Następne kilka lat było zamazane od wizyt w szpitalu, leczenia i niekończących się badań. Jakub podjął więcej projektów, pracując niestrudzenie, aby pokryć rachunki medyczne. Magda ograniczyła swoje godziny pracy, aby opiekować się Basią, jej marzenia o zostaniu pediatrą oddalały się coraz bardziej. Ich związek, niegdyś niezniszczalny, zaczął wykazywać pęknięcia pod wpływem napięcia.

Pomimo ich starań, stan Basi pogorszył się. W zimną grudniową noc, na kilka tygodni przed jej trzecimi urodzinami, Basia zmarła we śnie.
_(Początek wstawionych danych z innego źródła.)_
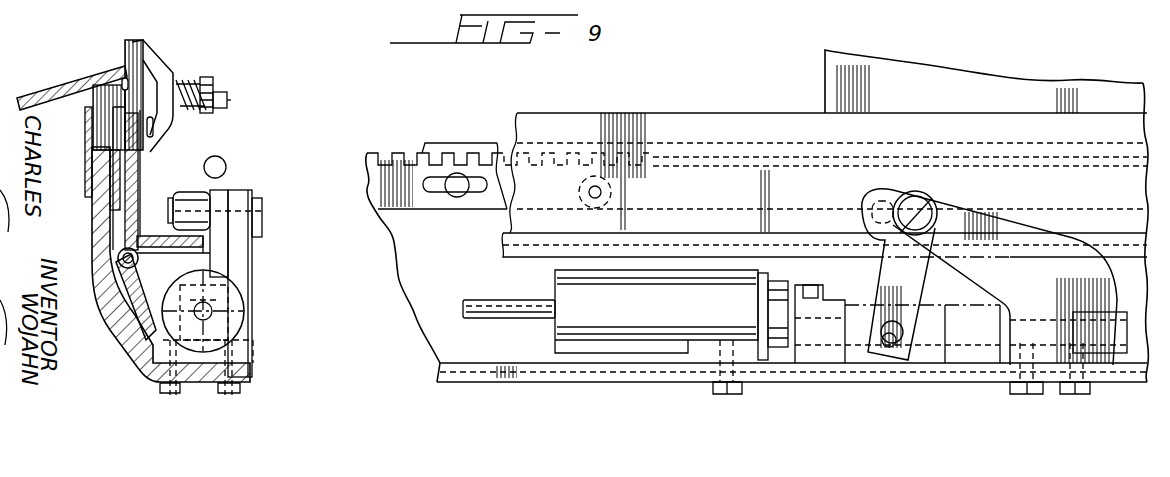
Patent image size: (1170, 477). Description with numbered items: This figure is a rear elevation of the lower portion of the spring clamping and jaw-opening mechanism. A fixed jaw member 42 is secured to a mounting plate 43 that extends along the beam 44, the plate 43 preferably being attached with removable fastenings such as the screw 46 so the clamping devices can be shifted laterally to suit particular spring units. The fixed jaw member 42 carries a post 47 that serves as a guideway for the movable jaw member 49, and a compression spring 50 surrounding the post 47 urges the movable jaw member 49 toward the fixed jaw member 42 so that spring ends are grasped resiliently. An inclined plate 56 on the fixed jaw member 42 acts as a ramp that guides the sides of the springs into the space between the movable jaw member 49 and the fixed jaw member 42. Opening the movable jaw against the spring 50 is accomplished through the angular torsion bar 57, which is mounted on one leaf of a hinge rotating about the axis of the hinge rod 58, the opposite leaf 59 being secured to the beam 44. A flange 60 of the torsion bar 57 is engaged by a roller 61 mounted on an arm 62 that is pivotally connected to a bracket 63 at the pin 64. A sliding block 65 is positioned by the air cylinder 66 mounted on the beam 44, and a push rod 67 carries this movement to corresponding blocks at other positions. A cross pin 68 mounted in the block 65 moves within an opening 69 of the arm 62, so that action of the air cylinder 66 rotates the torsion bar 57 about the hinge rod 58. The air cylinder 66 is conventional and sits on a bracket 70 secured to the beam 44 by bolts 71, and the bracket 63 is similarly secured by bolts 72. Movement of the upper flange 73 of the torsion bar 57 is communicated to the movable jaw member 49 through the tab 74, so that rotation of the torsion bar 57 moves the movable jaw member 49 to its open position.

The fixed jaw member 42 is at (110, 92).
The mounting plate 43 is at (92, 148).
The beam 44 is at (650, 384).
The screw 46 is at (87, 117).
The post 47 is at (229, 100).
The movable jaw member 49 is at (155, 68).
The spring 50 is at (190, 105).
The inclined plate 56 is at (27, 98).
The angular torsion bar 57 is at (133, 200).
The hinge rod 58 is at (118, 258).
The hinge leaf 59 is at (133, 298).
The flange 60 is at (225, 245).
The roller 61 is at (860, 217).
The arm 62 is at (885, 267).
The bracket 63 is at (978, 218).
The pin 64 is at (933, 210).
The sliding block 65 is at (838, 300).
The air cylinder 66 is at (662, 318).
The push rod 67 is at (975, 333).
The cross pin 68 is at (893, 352).
The opening 69 is at (880, 327).
The bracket 70 is at (760, 364).
The bolt 71 is at (713, 388).
The bolt 72 is at (1013, 387).
The upper flange 73 is at (123, 157).
The tab 74 is at (160, 123).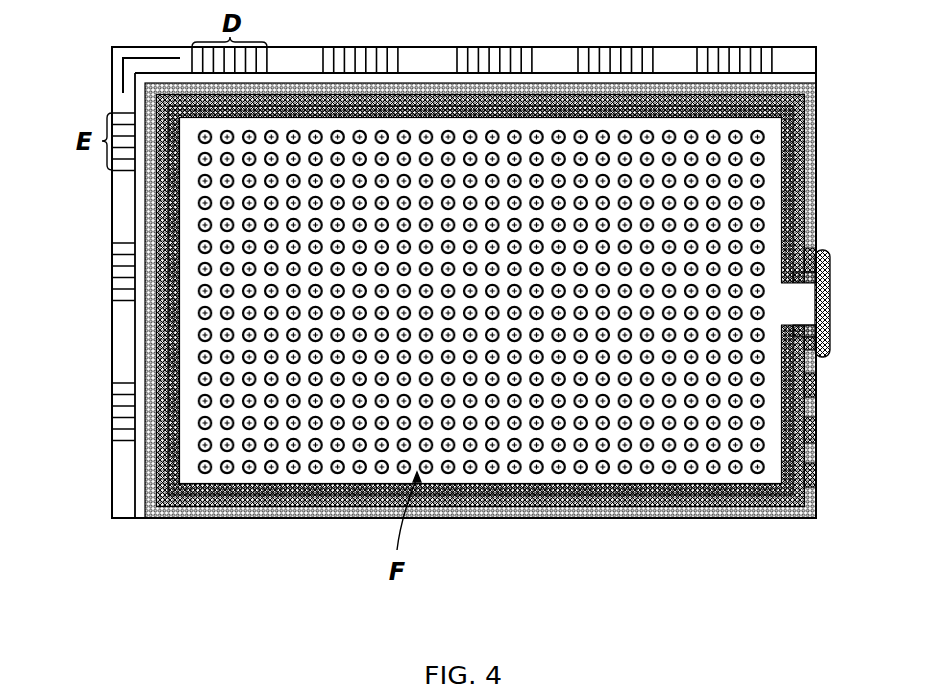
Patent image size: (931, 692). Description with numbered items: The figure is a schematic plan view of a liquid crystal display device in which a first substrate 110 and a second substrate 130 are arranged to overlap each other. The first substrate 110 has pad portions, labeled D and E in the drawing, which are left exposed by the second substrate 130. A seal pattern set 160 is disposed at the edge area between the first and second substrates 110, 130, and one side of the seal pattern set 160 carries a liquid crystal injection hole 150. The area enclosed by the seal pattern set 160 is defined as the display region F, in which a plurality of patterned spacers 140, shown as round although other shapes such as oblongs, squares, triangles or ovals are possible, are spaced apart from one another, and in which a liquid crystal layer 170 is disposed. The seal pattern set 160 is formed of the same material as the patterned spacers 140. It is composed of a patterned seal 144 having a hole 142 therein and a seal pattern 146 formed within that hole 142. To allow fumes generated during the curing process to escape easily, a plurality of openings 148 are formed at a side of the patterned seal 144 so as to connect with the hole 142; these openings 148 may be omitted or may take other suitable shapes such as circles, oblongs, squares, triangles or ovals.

The first substrate 110 is at (112, 460).
The second substrate 130 is at (135, 493).
The patterned spacers 140 is at (317, 468).
The hole 142 is at (723, 510).
The patterned seal 144 is at (547, 517).
The seal pattern 146 is at (597, 517).
The openings 148 is at (824, 392).
The liquid crystal injection hole 150 is at (806, 307).
The seal pattern set 160 is at (480, 360).
The liquid crystal layer 170 is at (193, 329).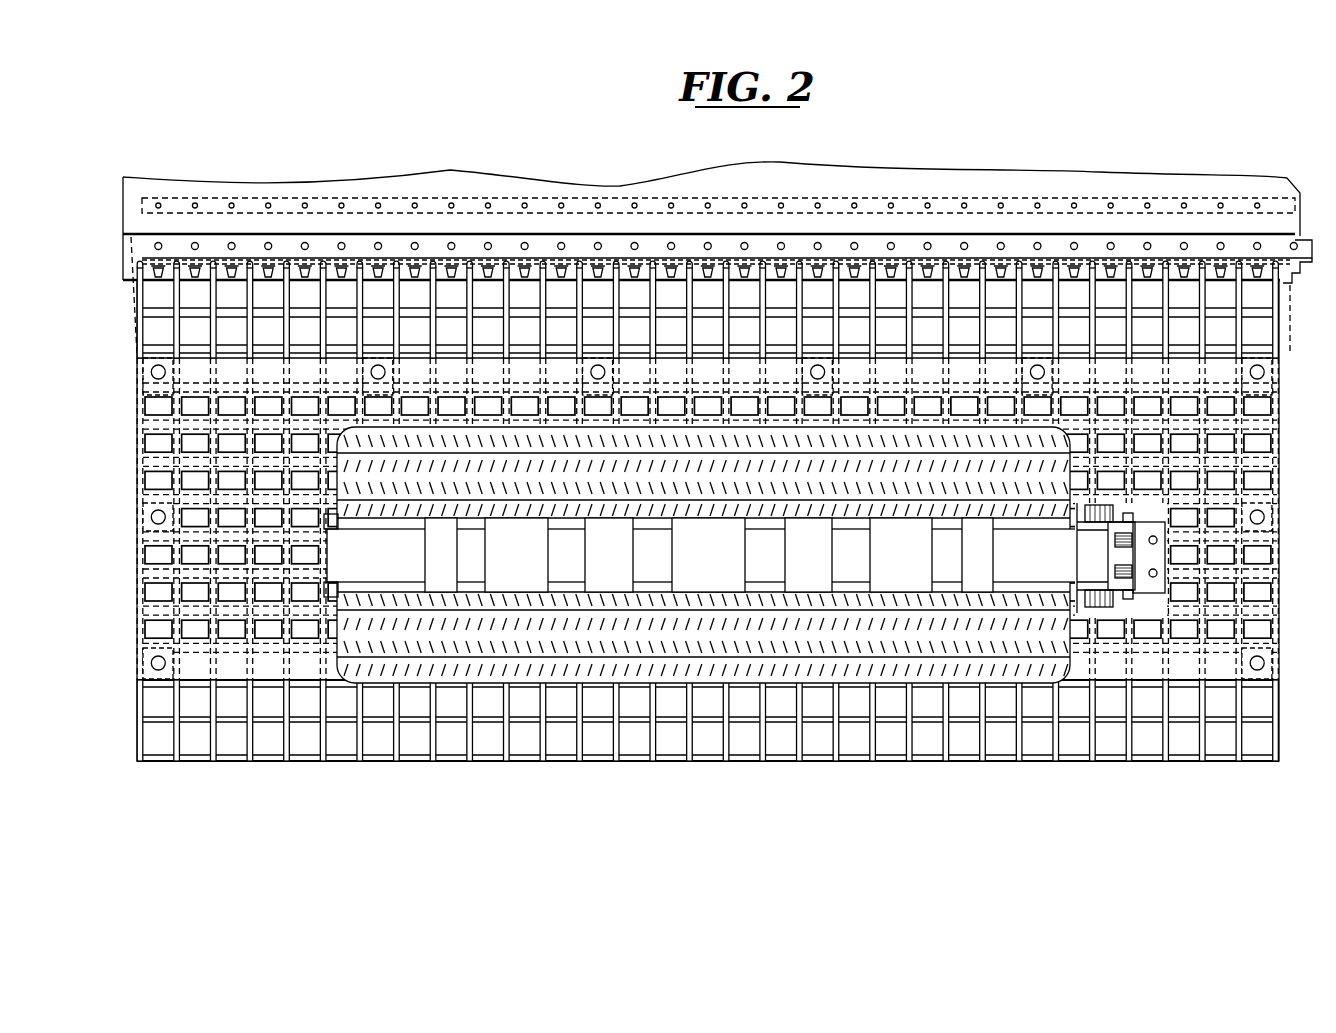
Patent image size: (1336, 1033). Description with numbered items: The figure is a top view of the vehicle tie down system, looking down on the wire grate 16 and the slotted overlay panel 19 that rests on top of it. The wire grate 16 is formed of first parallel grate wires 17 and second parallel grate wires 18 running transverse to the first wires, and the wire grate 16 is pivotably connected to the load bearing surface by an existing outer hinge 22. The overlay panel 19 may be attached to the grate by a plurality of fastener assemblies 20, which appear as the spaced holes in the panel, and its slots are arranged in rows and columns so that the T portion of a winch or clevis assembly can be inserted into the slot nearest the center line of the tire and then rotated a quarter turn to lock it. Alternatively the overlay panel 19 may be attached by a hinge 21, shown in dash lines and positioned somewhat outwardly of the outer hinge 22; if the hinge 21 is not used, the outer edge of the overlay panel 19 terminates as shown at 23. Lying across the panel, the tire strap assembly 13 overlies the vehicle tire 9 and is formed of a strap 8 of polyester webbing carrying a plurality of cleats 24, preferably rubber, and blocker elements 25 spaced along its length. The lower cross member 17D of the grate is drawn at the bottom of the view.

Mała dziewczynka, która przyniosła tyle miłości i nadziei do ich życia, odeszła.

W następstwie, Magda i Jakub znaleźli się w świecie bez Basi. Ich mieszkanie, niegdyś pełne śmiechu i marzeń, wydawało się puste. Próbowali znaleźć pocieszenie w sobie nawzajem, ale żałoba była zbyt wielka. Ostatecznie rozeszli się, każde z nich nosząc wspomnienie swojego małego cudu.
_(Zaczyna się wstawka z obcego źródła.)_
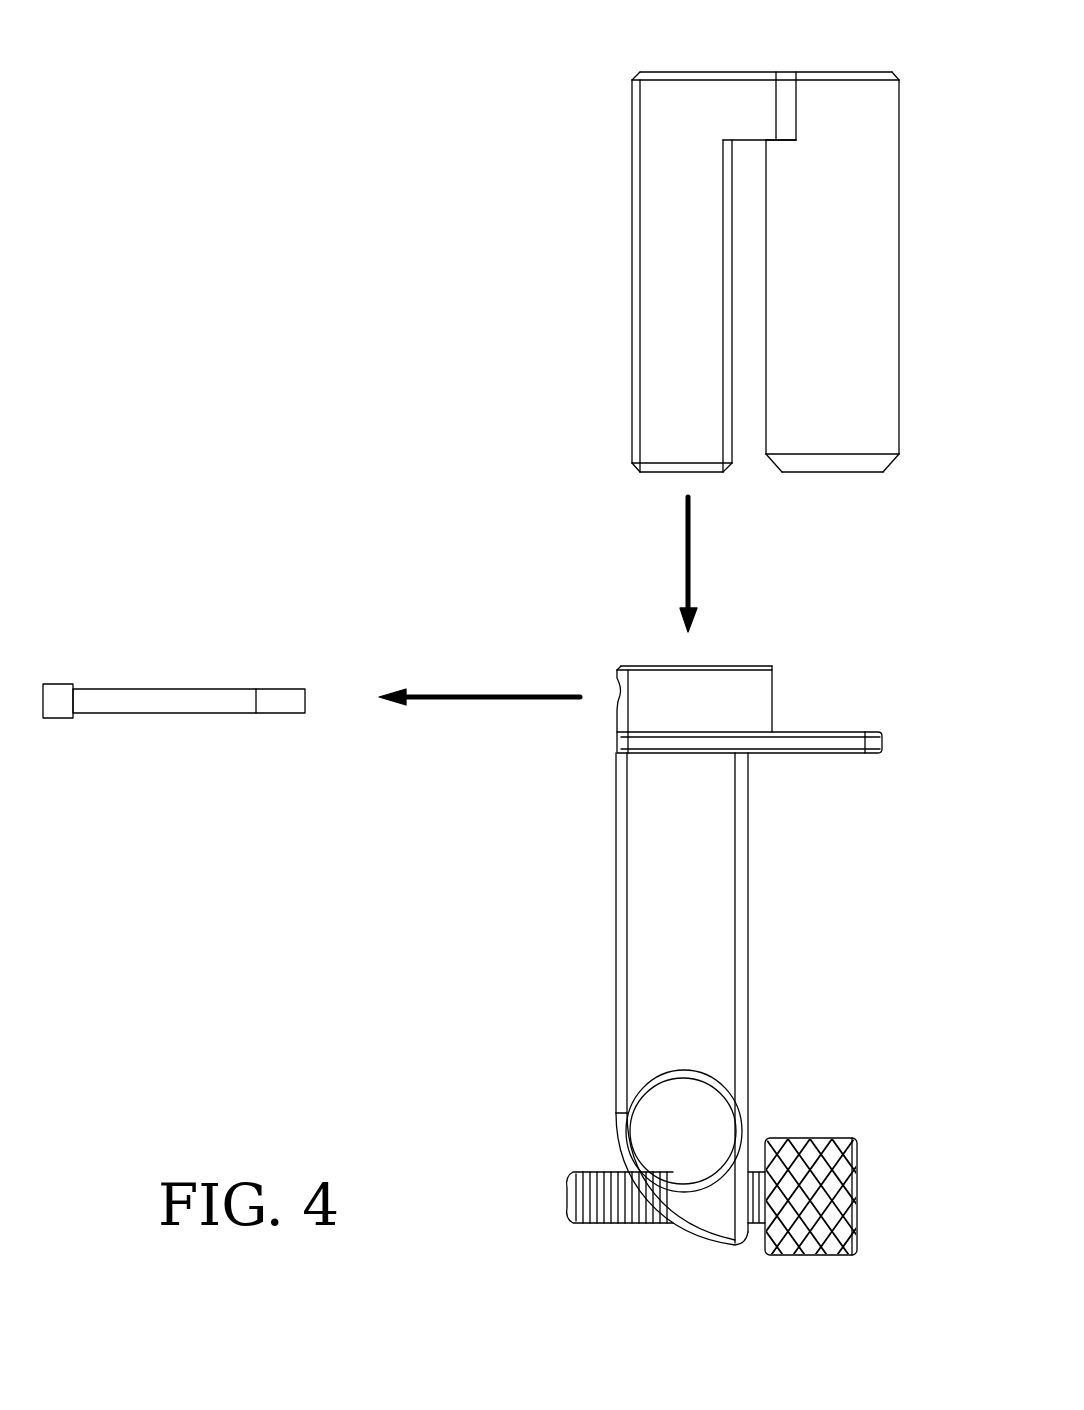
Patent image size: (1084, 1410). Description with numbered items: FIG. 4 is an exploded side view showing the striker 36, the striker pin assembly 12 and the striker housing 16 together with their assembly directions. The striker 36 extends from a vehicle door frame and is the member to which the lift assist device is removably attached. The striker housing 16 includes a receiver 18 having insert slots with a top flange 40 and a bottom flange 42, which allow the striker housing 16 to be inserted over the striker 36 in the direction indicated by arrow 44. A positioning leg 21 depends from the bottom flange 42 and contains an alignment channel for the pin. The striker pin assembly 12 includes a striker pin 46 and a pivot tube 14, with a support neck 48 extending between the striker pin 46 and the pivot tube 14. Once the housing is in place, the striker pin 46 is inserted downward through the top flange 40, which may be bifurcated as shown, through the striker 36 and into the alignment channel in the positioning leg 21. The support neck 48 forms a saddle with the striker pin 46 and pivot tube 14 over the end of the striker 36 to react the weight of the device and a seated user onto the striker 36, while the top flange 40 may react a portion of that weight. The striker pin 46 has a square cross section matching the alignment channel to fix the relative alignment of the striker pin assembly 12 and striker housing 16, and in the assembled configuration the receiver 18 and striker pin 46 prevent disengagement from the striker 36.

The striker pin assembly 12 is at (607, 330).
The pivot tube 14 is at (858, 305).
The striker housing 16 is at (589, 969).
The receiver 18 is at (738, 703).
The positioning leg 21 is at (672, 895).
The striker 36 is at (178, 687).
The top flange 40 is at (721, 665).
The bottom flange 42 is at (692, 746).
The arrow 44 is at (487, 692).
The striker pin 46 is at (667, 255).
The support neck 48 is at (759, 107).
„Tatusiu, jak mam na imię?” „Jesteś moim małym cudem!” miało być historią nadziei, o pokonywaniu lęków i przyjmowaniu tego, czego się nie spodziewaliśmy. Zamiast tego stało się opowieścią o stracie, o miłości, która nie mogła pokonać wszystkiego, i o niespełnionych marzeniach.